What I wanted in this film was not just a ton of text messages. But I really wanted you as a person watching it to live inside the courtroom. Like you were sitting inside because Michelle Carter did not get a jury trial. She opted for a bench trial, which means a judge determined her fate. And so, I thought here was this incredible moment where the documentary could serve as a part of the jury that she never got. My whole creative process was I want you to feel like you receiving that text message or you being inside that conversation.
And sometimes we do it on black screens. Sometimes we do it through a slow-mo, beautiful nature footage. But I think it was really understanding that these were two people communicating in a vacuum. And that's what I wanted for you to understand that there's just so much loneliness and so much intensity to the text messages. It's hard to see those text messages. Because at a certain point, I think I was showing it to somebody and I was like, "Are there too many text messages? Is this painfully boring for you?" And they're like, "No, it is astonishing." I can't forget that the first time you see those, they're pretty crazy. And so I really wanted to keep them as a central character.

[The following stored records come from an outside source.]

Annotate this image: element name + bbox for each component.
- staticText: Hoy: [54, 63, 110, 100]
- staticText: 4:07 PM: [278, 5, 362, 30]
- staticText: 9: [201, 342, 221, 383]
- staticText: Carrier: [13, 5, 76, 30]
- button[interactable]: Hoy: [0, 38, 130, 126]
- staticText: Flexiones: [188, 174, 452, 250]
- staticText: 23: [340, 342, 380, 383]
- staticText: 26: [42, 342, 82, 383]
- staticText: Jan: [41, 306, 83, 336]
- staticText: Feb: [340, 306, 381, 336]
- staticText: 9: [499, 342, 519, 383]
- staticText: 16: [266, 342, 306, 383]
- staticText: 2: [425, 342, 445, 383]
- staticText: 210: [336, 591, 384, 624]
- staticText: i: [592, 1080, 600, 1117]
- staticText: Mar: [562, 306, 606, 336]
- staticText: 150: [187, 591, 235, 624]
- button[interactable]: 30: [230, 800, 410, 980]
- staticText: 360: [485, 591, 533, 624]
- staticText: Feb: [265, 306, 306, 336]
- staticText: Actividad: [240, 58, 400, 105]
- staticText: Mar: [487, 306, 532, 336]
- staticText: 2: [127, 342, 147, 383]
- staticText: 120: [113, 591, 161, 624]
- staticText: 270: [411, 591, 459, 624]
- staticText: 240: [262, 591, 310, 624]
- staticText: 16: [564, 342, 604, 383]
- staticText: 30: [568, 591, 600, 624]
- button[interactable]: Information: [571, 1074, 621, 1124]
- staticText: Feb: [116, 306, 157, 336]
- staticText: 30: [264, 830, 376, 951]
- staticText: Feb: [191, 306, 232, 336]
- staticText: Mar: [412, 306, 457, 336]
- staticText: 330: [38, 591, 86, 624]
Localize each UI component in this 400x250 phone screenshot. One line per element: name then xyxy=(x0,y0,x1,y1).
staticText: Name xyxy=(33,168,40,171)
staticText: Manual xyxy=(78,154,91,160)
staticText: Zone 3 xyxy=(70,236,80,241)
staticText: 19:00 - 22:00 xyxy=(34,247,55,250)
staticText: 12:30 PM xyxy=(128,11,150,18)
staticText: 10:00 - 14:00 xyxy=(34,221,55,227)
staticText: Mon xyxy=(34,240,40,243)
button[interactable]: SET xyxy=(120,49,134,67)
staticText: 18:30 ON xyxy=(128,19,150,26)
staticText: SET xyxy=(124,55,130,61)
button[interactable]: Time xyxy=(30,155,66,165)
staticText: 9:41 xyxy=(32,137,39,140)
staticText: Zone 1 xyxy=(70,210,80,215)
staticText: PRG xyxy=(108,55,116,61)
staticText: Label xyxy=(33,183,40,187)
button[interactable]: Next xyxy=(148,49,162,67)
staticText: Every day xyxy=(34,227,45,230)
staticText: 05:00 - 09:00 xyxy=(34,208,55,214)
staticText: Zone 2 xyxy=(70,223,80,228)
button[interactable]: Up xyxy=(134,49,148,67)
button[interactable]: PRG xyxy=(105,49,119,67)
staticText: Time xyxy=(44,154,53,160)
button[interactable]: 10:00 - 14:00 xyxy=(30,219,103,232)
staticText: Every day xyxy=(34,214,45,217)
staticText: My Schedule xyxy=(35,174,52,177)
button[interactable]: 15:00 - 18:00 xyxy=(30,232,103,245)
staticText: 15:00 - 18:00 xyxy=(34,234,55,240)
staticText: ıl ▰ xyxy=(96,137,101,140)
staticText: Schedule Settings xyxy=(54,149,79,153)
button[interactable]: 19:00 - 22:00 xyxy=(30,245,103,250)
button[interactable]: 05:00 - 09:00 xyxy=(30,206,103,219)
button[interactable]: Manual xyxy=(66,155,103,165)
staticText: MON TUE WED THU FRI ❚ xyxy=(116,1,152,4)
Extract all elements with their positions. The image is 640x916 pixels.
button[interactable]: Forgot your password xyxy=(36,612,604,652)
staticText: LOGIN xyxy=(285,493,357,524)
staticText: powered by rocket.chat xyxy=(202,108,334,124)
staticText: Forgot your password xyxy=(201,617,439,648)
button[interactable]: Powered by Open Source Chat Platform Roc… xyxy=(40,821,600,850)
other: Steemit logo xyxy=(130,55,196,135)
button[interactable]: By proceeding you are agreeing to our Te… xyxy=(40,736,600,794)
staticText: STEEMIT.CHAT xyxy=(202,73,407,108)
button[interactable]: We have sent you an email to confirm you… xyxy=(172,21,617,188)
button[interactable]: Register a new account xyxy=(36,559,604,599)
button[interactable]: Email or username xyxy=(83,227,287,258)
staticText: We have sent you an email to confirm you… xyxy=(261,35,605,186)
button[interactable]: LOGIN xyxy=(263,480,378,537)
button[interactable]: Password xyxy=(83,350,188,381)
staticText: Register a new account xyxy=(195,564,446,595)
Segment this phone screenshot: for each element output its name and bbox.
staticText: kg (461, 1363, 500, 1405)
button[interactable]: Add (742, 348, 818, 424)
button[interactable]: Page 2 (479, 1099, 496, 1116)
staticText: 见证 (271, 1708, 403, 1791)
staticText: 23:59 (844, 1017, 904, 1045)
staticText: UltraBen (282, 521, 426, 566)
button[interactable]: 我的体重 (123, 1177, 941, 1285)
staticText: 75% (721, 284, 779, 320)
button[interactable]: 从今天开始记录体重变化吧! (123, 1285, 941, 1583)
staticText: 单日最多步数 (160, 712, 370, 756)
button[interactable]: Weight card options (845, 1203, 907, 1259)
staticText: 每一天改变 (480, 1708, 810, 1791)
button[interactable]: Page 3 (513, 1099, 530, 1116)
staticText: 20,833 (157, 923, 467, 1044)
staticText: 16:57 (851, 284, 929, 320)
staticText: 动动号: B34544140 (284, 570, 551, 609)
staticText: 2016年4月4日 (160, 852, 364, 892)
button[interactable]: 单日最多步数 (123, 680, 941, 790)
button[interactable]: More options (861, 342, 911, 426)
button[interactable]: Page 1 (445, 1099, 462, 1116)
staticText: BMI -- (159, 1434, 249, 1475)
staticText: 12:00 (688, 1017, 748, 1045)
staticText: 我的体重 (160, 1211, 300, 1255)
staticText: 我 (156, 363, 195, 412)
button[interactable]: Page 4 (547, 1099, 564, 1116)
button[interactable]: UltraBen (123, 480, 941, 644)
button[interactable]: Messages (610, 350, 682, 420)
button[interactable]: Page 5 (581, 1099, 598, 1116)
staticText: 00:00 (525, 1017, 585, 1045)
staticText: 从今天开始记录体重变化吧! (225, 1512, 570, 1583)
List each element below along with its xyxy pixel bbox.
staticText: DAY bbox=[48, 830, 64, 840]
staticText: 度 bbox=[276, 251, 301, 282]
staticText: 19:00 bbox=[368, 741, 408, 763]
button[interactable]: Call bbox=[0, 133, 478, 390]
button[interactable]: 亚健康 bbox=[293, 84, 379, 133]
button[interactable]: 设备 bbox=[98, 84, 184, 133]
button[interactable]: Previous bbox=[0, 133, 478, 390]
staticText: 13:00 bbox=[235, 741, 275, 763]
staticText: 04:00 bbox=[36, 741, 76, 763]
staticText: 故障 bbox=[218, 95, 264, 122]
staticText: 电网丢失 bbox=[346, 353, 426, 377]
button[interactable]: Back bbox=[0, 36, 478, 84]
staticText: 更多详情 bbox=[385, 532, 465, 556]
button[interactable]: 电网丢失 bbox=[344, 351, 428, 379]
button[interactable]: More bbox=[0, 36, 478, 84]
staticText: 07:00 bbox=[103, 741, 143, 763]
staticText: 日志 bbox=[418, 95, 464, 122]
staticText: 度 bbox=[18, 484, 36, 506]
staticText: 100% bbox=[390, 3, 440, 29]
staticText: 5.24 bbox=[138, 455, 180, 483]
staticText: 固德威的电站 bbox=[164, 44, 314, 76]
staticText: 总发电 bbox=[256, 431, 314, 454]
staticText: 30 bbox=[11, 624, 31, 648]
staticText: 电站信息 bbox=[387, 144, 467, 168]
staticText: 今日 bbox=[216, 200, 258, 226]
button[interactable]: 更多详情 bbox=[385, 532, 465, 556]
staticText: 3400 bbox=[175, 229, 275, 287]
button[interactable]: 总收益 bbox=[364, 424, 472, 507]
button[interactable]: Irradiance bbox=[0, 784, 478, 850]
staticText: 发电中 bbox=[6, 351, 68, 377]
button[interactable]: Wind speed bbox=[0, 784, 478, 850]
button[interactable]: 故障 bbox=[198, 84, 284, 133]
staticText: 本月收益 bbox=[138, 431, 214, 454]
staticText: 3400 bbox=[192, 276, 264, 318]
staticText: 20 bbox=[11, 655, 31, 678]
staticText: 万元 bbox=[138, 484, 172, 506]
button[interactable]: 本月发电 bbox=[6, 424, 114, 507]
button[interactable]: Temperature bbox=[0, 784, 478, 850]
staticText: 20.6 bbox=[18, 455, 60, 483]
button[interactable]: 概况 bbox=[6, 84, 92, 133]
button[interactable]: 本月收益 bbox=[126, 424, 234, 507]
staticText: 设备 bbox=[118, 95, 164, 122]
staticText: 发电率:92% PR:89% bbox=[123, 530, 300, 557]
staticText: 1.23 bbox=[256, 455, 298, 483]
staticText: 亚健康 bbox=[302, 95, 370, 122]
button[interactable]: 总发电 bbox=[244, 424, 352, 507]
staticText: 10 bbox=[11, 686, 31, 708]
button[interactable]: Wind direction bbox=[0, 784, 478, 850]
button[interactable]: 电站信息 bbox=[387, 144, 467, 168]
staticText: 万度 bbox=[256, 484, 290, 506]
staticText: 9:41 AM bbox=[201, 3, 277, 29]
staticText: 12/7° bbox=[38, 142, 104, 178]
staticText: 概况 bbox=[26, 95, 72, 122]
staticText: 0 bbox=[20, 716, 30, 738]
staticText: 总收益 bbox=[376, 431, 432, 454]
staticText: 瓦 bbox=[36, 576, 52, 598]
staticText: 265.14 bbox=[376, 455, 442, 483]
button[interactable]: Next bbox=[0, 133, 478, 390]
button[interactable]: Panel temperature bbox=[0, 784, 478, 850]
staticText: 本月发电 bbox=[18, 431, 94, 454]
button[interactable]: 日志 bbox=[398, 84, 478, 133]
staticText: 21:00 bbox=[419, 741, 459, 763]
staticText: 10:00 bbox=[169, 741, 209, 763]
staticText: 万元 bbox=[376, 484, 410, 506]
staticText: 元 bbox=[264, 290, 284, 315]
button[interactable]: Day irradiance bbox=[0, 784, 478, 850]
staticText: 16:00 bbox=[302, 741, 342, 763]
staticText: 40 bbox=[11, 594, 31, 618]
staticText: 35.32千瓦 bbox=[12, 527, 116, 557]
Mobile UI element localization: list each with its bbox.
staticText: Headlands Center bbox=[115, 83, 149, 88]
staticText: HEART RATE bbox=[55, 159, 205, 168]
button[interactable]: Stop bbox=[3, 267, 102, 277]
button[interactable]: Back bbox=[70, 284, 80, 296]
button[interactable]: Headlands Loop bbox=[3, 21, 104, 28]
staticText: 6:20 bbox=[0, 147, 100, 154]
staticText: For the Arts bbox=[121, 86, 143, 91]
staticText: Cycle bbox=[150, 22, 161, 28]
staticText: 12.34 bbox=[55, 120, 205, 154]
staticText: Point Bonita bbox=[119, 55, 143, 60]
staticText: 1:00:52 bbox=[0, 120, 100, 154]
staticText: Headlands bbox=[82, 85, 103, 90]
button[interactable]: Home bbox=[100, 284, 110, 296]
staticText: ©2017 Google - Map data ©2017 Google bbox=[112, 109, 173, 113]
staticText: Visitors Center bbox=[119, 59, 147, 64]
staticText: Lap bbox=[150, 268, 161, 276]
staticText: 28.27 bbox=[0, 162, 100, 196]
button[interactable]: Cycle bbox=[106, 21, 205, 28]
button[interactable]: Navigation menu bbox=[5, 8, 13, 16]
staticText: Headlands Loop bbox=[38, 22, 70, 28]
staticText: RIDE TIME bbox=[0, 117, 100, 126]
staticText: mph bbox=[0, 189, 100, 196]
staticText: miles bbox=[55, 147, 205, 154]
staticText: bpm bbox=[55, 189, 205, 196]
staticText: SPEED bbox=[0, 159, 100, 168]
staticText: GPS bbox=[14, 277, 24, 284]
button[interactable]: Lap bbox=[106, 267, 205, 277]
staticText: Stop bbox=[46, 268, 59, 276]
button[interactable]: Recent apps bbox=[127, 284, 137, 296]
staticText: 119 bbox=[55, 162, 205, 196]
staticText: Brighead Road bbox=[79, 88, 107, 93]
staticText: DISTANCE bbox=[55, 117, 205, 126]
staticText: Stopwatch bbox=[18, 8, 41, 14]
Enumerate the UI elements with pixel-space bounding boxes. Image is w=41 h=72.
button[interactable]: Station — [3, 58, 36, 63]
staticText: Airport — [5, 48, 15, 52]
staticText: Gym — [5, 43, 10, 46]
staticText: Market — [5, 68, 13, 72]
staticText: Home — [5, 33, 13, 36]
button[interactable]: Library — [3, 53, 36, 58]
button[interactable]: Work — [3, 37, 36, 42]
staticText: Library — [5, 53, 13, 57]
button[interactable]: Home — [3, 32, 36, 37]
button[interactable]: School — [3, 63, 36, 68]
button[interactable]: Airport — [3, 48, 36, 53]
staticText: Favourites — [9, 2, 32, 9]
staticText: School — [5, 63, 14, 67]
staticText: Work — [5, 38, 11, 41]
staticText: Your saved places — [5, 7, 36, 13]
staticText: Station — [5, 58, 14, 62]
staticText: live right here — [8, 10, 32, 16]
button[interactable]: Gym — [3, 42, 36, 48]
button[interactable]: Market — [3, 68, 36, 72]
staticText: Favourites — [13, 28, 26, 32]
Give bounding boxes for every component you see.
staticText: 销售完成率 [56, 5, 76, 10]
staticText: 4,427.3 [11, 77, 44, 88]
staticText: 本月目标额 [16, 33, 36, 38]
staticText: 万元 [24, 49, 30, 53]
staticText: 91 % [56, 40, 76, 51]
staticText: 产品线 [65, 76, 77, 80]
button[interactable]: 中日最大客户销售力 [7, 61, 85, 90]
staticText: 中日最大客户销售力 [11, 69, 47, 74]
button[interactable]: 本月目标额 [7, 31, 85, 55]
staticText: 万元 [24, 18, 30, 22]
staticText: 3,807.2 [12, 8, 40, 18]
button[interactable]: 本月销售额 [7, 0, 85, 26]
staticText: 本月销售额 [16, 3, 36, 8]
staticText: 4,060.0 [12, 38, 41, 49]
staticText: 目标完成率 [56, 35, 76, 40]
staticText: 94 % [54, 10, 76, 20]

You spent years of your life working on telling the story of Michelle Carter and Conrad Roy. I'm curious if there's one thing you want people to take away from this documentary, I Love You, Now Die, what would that be?
There's basically this testimonial, these videos that you see in the film of him talking into camera, talking about struggling with anxiety, with mental health issues. It's just this, he's so handsome and he's so smart. And it's just this really amazing picture of him. Then when I was showing it to Lynn Roy, his mother that I was showing the film to her at HBO, she told me that those files were in the trashcan. He never uploaded them. They were never a part of something he could actually say out loud. It only existed in his head. So when you think about this film, yes, think about Michelle Carter.
Yes, think about free speech but think about people who are struggling to just say things out loud. And is there a way to communicate with the men in our life or the young people in our life about, yeah, mental health stuff is not a stigma. It's okay to have social anxiety. Almost everybody has it.
And so I think it's about reaching out to the people in our lives and understanding that suicide is a real thing that people think about. You think somebody's fine until it happens. And so for me, it was an education in that suicide is something that a lot of people think about. If we can just hold a couple of people back and say, "You won't feel like this forever", that is my real hope.